Pick another body part, do it again, and again you’ll see that one of the body parts in the first picture is split and used as two in the second.
Here’s the breakdown:
- Hair: #1 -> both #1 & #8
- Face: #4 -> both #4 & #11
- Arms: #2 -> both #2 & #9
- Torso: #9 -> both #5 & #9
- Crotch (i.e., point where legs meet torso): #5 -> both #5 & #12
- Legs: #12 -> both #7 & #12
- Feet: #10 -> both #6 & #13
So in the second picture we get a new head of hair, a new face, a new pair of arms, a new torso, a new crotch, a new pair of legs, and a new pair of feet — all of which adds up to an entire new person. But these parts are distributed amongst thirteen different composites. Thus, you can’t point to any one person in the second images and say “he’s the new one.”
[There used to be a few more paragraphs here describing which men in the first picture contributed what to whom in the second, but Jon’s illustration, in the update below, neatly summarizes everything.]
If you’re still not getting it, take a look at this simplified version of the illusion, where I magically turn five lines into six:
The “twelve man / thirteen man problem” operates on exactly the same principle, although it’s cleverly convoluted to make it seem like there’s more going on.
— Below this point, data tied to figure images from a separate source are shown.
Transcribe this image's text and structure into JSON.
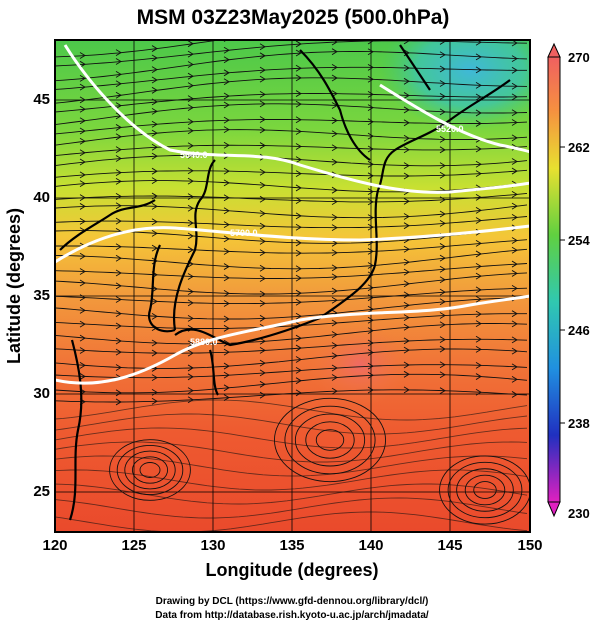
{
  "title": "MSM 03Z23May2025 (500.0hPa)",
  "axes": {
    "xlabel": "Longitude (degrees)",
    "ylabel": "Latitude  (degrees)",
    "xticks": [
      "120",
      "125",
      "130",
      "135",
      "140",
      "145",
      "150"
    ],
    "yticks": [
      "25",
      "30",
      "35",
      "40",
      "45"
    ],
    "xlim": [
      120,
      150
    ],
    "ylim": [
      22.5,
      48
    ]
  },
  "colorbar": {
    "labels": [
      "270",
      "262",
      "254",
      "246",
      "238",
      "230"
    ],
    "range": [
      230,
      270
    ]
  },
  "contours": [
    {
      "label": "5880.0"
    },
    {
      "label": "5700.0"
    },
    {
      "label": "5640.0"
    },
    {
      "label": "5520.0"
    }
  ],
  "footer": {
    "line1": "Drawing by DCL (https://www.gfd-dennou.org/library/dcl/)",
    "line2": "Data from http://database.rish.kyoto-u.ac.jp/arch/jmadata/"
  }
}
Notice, for instance, that, on the average, the men in the second picture are shorter than the men in the first, as is the case with the lines above.
Incidentally, this is a variation on Sam Loyd’s famous “Get Off The Earth” puzzle, which you can read more about here.
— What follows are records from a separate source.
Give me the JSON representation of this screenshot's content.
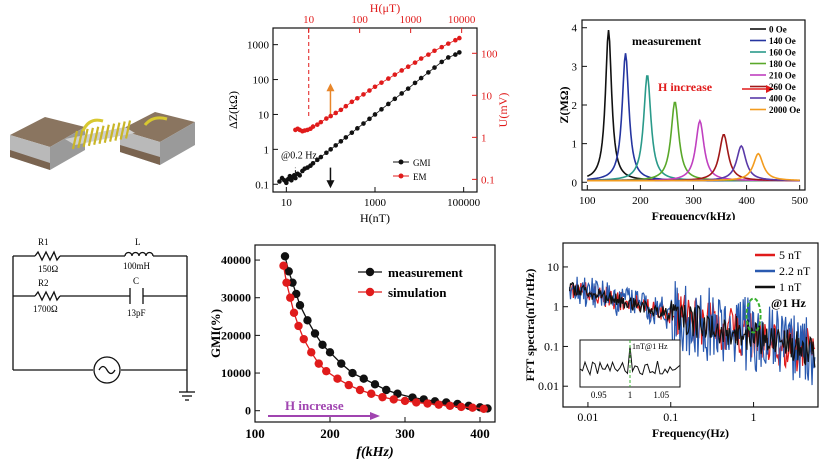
{
  "figure": {
    "panels": {
      "device": {
        "name": "device-illustration"
      },
      "circuit": {
        "R1": {
          "name": "R1",
          "value": "150Ω"
        },
        "L": {
          "name": "L",
          "value": "100mH"
        },
        "R2": {
          "name": "R2",
          "value": "1700Ω"
        },
        "C": {
          "name": "C",
          "value": "13pF"
        }
      }
    }
  },
  "chart_data": [
    {
      "id": "gmi-em",
      "type": "scatter",
      "xlabel": "H(nT)",
      "ylabel": "ΔZ(kΩ)",
      "y2label": "U(mV)",
      "x2label": "H(μT)",
      "xscale": "log",
      "yscale": "log",
      "xlim": [
        5,
        200000
      ],
      "ylim": [
        0.06,
        3000
      ],
      "x_ticks": [
        "10",
        "1000",
        "100000"
      ],
      "y_ticks": [
        "0.1",
        "1",
        "10",
        "100",
        "1000"
      ],
      "x2_ticks": [
        "10",
        "100",
        "1000",
        "10000"
      ],
      "y2_ticks": [
        "0.1",
        "1",
        "10",
        "100"
      ],
      "annotation": "@0.2 Hz",
      "series": [
        {
          "name": "GMI",
          "color": "#111111",
          "axis": "left",
          "x": [
            7,
            8,
            9,
            10,
            11,
            12,
            13,
            14,
            15,
            16,
            18,
            20,
            23,
            26,
            30,
            35,
            40,
            50,
            60,
            80,
            100,
            130,
            170,
            220,
            300,
            400,
            550,
            750,
            1000,
            1400,
            2000,
            2800,
            4000,
            5600,
            8000,
            11000,
            16000,
            22000,
            32000,
            45000,
            65000,
            80000
          ],
          "y": [
            0.12,
            0.15,
            0.13,
            0.11,
            0.14,
            0.17,
            0.13,
            0.16,
            0.18,
            0.15,
            0.2,
            0.18,
            0.24,
            0.28,
            0.3,
            0.34,
            0.4,
            0.5,
            0.6,
            0.8,
            1.0,
            1.3,
            1.7,
            2.2,
            3.0,
            4.0,
            5.5,
            7.5,
            10,
            14,
            20,
            28,
            40,
            55,
            80,
            110,
            160,
            220,
            320,
            430,
            520,
            600
          ]
        },
        {
          "name": "EM",
          "color": "#e01b1b",
          "axis": "right",
          "x": [
            16,
            18,
            20,
            23,
            26,
            30,
            35,
            40,
            50,
            60,
            80,
            100,
            130,
            170,
            220,
            300,
            400,
            550,
            750,
            1000,
            1400,
            2000,
            2800,
            4000,
            5600,
            8000,
            11000,
            16000,
            22000,
            32000,
            45000,
            65000,
            80000
          ],
          "y": [
            1.5,
            1.6,
            1.5,
            1.4,
            1.45,
            1.5,
            1.6,
            1.8,
            2.0,
            2.3,
            2.8,
            3.2,
            3.8,
            4.5,
            5.5,
            7,
            8.5,
            10.5,
            13,
            16,
            20,
            25,
            31,
            39,
            48,
            60,
            75,
            93,
            115,
            140,
            170,
            205,
            230
          ]
        }
      ]
    },
    {
      "id": "impedance-spectra",
      "type": "line",
      "title": "measurement",
      "xlabel": "Frequency(kHz)",
      "ylabel": "Z(MΩ)",
      "xlim": [
        90,
        510
      ],
      "ylim": [
        -0.2,
        4.2
      ],
      "x_ticks": [
        "100",
        "200",
        "300",
        "400",
        "500"
      ],
      "y_ticks": [
        "0",
        "1",
        "2",
        "3",
        "4"
      ],
      "annotation": "H increase",
      "series": [
        {
          "name": "0 Oe",
          "color": "#111111",
          "peak_x": 140,
          "peak_y": 3.9
        },
        {
          "name": "140 Oe",
          "color": "#2535a0",
          "peak_x": 172,
          "peak_y": 3.3
        },
        {
          "name": "160 Oe",
          "color": "#2a9a8a",
          "peak_x": 213,
          "peak_y": 2.75
        },
        {
          "name": "180 Oe",
          "color": "#5aa82a",
          "peak_x": 265,
          "peak_y": 2.05
        },
        {
          "name": "210 Oe",
          "color": "#c040c0",
          "peak_x": 312,
          "peak_y": 1.55
        },
        {
          "name": "260 Oe",
          "color": "#a01818",
          "peak_x": 357,
          "peak_y": 1.2
        },
        {
          "name": "400 Oe",
          "color": "#5a3aa8",
          "peak_x": 390,
          "peak_y": 0.9
        },
        {
          "name": "2000 Oe",
          "color": "#f39c1f",
          "peak_x": 422,
          "peak_y": 0.7
        }
      ]
    },
    {
      "id": "gmi-frequency",
      "type": "line",
      "xlabel": "f(kHz)",
      "ylabel": "GMI(%)",
      "xlim": [
        100,
        420
      ],
      "ylim": [
        -3000,
        44000
      ],
      "x_ticks": [
        "100",
        "200",
        "300",
        "400"
      ],
      "y_ticks": [
        "0",
        "10000",
        "20000",
        "30000",
        "40000"
      ],
      "annotation": "H increase",
      "series": [
        {
          "name": "measurement",
          "color": "#111111",
          "x": [
            140,
            145,
            150,
            155,
            160,
            170,
            180,
            190,
            200,
            215,
            230,
            245,
            260,
            275,
            290,
            310,
            325,
            340,
            355,
            370,
            385,
            400,
            410
          ],
          "y": [
            41000,
            37000,
            34000,
            31000,
            28000,
            24000,
            20500,
            17500,
            15500,
            12500,
            10000,
            8500,
            7000,
            5500,
            4500,
            3500,
            3000,
            2500,
            2200,
            1800,
            1300,
            900,
            600
          ]
        },
        {
          "name": "simulation",
          "color": "#e01b1b",
          "x": [
            138,
            142,
            147,
            152,
            158,
            165,
            175,
            185,
            195,
            210,
            225,
            240,
            255,
            270,
            285,
            300,
            315,
            330,
            345,
            360,
            375,
            390,
            405
          ],
          "y": [
            38500,
            34000,
            30000,
            26000,
            22500,
            19000,
            15500,
            12500,
            10500,
            8500,
            6800,
            5500,
            4500,
            3600,
            3000,
            2600,
            2200,
            1900,
            1600,
            1300,
            1000,
            800,
            500
          ]
        }
      ]
    },
    {
      "id": "fft-spectra",
      "type": "line",
      "xlabel": "Frequency(Hz)",
      "ylabel": "FFT spectra(nT/rtHz)",
      "xscale": "log",
      "yscale": "log",
      "xlim": [
        0.005,
        6
      ],
      "ylim": [
        0.003,
        40
      ],
      "x_ticks": [
        "0.01",
        "0.1",
        "1"
      ],
      "y_ticks": [
        "0.01",
        "0.1",
        "1",
        "10"
      ],
      "annotation": "@1 Hz",
      "series": [
        {
          "name": "5 nT",
          "color": "#e01b1b"
        },
        {
          "name": "2.2 nT",
          "color": "#2a5ab0"
        },
        {
          "name": "1 nT",
          "color": "#111111"
        }
      ],
      "inset": {
        "label": "1nT@1 Hz",
        "x_ticks": [
          "0.95",
          "1",
          "1.05"
        ],
        "xlim": [
          0.92,
          1.08
        ]
      }
    }
  ]
}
Update: Good gravy, I can’t believe I’m got to spill yet more virtual ink on this. But I did say I wanted this to be the definitive page on the subject, so here we go.
Some folks in the comments and claiming that the 12-13 Man Problem is waaaaay more straightforward than I am making it out to be. “Look,” they say, “you have 12 men in the first picture. You split them into 24 halves and recombine 22 of those halves into 11 people. Then — and this is the entire trick — you point to the remaining two halves and claim they are full people. 11 + 2 = 13 men. In the final configuration, the two ‘half men’ are #1 and #13, each of which gives up a half and doesn’t get one back.”
They people making this argument are absolutely right: that’s how the trick works in principle, and I said as much in giving the illustration of lines. But they are ignoring the key element that makes the 12-13 Man Problem different from the line example. If you bisect a line you can truthfully call each of the resultant halves a “line,” but if you cut a person in half you can’t claim that you haven’t really done anything because each of the two halves is a person itself. (Believe me, when I used this line the police were not impressed …)
The 12-13 Man Problem is so baffling because each of the final thirteen men looks like a full person, even the two “half-men.” And it’s not just #1 and #13 that are involved: if you were to take the missing half of #1 and the missing half of #13 and put them together, one of your men in the final configuration would consist of nothing more than a scalp on a pair of feet.
No, all the men are altered. And luckily for me, Jon over at Corporate Superhero has created an image that shows how:
In his words: “Basically, the puzzle works by cutting each person in two, taking a small slice of them (1/12 of their height) and passes it over to the right until after 12 people you end up with a whole extra person. Then the creator mixed up the order of the people so that you couldn’t see what he did.”
Thank you, Jon — your picture is worth several thousand of my words.